A Different American Experience

Dinwiddie’s research also uncovered other interesting differences between blacks who come to the United States after birth and those who are born here. Immigrant blacks tended to have higher levels of education than American-born blacks, but they were more likely to live below the federal poverty line—a finding that contradicts most recent research. Yet, foreign-born blacks were less likely to experience stress from economic concerns.

Learn more from: Our Health Heritage: Moving Past the One-Culture-Fits-all Approach.

To conduct the study, Dinwiddie and her team used information from the 2001-2010 National Health and Nutrition Examination Survey, which evaluated 2,897 people to understand risk factors correlated with different health hazards for population groups.

“Results derived from this study are significant because … not much is known about the health of black immigrant populations, and most studies assume that blacks and African-Americans are one homogenous group,” Dinwiddie said.
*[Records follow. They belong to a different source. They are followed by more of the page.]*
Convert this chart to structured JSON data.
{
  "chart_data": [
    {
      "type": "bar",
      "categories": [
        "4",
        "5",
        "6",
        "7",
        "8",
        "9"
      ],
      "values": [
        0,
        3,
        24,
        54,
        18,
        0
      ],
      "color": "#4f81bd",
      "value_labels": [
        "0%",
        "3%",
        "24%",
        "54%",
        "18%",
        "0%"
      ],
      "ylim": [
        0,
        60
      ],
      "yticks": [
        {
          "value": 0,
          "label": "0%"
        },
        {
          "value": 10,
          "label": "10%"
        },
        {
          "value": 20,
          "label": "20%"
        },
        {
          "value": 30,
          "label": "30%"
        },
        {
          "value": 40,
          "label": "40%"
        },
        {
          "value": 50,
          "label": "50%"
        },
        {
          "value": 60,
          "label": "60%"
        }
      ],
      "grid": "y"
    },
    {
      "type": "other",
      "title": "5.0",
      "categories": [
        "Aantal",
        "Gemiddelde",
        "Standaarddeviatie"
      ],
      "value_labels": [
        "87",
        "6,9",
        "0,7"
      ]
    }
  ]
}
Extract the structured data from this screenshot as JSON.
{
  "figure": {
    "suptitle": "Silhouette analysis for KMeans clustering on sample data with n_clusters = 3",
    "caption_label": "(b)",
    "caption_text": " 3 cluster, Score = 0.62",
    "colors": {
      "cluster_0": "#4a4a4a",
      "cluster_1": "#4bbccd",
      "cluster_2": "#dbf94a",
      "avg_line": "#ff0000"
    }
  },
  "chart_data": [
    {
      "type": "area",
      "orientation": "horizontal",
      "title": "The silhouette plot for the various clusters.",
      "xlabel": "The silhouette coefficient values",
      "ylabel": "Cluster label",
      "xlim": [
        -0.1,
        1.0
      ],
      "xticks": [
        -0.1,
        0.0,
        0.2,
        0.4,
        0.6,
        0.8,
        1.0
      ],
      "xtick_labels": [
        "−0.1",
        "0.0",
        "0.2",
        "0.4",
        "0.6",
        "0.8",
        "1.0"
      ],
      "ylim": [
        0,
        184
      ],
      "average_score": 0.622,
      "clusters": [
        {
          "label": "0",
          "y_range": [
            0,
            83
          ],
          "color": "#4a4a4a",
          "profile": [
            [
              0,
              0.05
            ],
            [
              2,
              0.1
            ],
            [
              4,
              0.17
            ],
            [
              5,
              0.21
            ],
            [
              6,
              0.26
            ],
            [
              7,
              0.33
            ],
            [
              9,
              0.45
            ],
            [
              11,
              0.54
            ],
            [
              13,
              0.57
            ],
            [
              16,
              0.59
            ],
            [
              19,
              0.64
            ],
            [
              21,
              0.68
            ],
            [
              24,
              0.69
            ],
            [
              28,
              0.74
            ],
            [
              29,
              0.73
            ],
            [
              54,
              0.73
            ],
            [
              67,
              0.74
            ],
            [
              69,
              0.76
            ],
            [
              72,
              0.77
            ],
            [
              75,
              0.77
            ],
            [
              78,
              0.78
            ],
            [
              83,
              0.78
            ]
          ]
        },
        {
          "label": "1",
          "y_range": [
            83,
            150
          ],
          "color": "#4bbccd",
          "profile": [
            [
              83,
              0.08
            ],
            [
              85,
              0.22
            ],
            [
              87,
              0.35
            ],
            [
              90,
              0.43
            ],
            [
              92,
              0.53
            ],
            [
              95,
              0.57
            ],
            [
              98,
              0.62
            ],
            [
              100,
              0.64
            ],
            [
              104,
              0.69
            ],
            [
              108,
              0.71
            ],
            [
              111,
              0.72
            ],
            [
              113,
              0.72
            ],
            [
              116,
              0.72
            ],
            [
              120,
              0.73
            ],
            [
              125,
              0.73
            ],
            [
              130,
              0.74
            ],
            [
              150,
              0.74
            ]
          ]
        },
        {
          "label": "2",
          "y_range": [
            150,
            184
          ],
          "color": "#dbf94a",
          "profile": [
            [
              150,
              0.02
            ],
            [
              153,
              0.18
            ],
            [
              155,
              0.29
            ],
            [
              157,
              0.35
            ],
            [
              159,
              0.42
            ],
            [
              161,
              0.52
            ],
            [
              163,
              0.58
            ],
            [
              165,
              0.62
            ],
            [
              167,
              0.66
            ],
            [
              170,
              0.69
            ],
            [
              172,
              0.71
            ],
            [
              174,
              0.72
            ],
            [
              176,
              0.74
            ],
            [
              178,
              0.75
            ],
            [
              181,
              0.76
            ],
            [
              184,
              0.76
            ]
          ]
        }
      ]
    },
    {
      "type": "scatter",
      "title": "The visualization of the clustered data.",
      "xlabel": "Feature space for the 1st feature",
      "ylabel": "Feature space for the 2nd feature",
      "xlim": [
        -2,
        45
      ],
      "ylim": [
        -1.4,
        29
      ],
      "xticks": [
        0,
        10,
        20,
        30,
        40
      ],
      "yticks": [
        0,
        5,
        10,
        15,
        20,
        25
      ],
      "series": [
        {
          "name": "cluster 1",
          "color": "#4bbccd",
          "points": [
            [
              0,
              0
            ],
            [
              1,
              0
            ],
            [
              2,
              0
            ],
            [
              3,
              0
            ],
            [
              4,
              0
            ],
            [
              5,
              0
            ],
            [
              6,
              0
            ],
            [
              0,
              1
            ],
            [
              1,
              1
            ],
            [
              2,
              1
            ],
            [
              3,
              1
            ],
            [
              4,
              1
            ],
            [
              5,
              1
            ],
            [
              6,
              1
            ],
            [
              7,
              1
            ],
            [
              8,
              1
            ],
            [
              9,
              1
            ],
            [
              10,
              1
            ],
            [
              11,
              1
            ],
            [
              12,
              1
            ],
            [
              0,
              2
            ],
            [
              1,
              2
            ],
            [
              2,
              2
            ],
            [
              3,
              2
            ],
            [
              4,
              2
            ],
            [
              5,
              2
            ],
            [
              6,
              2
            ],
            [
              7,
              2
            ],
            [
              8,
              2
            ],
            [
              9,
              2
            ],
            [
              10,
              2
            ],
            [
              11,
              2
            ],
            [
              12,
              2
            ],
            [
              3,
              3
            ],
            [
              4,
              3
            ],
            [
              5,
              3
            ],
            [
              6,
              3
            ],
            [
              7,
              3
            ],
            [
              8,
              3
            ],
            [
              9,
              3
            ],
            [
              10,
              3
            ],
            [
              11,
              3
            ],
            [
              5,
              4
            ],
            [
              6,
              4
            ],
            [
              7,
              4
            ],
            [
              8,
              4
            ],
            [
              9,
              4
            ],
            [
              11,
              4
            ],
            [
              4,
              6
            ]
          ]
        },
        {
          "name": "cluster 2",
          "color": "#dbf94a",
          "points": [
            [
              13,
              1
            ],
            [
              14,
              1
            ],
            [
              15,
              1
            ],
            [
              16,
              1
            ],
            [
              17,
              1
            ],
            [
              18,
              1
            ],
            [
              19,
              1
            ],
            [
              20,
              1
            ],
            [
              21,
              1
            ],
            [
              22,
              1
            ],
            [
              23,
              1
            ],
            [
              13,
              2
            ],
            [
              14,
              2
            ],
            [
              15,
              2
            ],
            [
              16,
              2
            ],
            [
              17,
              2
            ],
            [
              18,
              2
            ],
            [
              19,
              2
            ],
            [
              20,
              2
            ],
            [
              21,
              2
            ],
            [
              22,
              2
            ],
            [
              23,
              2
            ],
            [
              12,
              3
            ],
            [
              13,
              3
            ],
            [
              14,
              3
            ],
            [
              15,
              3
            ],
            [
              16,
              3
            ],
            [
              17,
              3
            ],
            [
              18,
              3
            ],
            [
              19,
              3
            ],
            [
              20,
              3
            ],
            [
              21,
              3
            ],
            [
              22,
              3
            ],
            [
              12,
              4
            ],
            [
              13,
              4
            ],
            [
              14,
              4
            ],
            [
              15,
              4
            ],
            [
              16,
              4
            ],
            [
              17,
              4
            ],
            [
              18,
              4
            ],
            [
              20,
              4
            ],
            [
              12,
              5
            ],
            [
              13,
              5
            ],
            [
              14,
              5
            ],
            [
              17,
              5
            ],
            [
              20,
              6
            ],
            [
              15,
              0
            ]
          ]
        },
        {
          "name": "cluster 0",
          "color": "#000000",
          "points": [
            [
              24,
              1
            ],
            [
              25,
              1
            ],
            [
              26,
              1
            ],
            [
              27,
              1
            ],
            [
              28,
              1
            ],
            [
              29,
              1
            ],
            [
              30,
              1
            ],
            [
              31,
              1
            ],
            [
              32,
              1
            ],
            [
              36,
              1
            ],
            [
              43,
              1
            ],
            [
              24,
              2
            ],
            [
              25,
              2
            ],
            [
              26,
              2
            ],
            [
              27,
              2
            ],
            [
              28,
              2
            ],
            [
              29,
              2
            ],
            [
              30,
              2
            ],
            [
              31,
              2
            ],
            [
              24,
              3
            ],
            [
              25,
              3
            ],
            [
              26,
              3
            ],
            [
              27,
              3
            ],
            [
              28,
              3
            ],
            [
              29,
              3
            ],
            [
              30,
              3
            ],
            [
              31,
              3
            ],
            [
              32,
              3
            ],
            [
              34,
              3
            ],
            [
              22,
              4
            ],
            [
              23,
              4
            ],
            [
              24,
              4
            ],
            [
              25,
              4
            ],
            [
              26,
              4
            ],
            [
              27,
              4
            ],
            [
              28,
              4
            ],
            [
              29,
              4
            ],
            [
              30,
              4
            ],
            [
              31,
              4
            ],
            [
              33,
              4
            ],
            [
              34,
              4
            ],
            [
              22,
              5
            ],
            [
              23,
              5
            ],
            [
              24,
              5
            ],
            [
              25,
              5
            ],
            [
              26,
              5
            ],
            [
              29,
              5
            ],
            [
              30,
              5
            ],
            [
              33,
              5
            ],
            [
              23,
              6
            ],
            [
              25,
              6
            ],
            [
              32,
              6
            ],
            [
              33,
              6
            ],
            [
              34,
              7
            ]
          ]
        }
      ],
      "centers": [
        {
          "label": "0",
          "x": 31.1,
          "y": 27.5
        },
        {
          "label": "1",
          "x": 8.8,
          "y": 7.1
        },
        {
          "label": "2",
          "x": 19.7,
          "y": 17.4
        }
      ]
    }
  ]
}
The results of the nine-year study were published in the American Journal of Public Health. 

Make a Friend; Save a Life

Loneliness can shorten someone’s life by as much as much as 29 percent, new research explains. Living life with few social contacts or feeling completely alone has an even greater impact on people who are ill or over 65. More than 40 percent of older black women live alone, so find a little time to take a neighbor out for coffee. It will be good for both of you.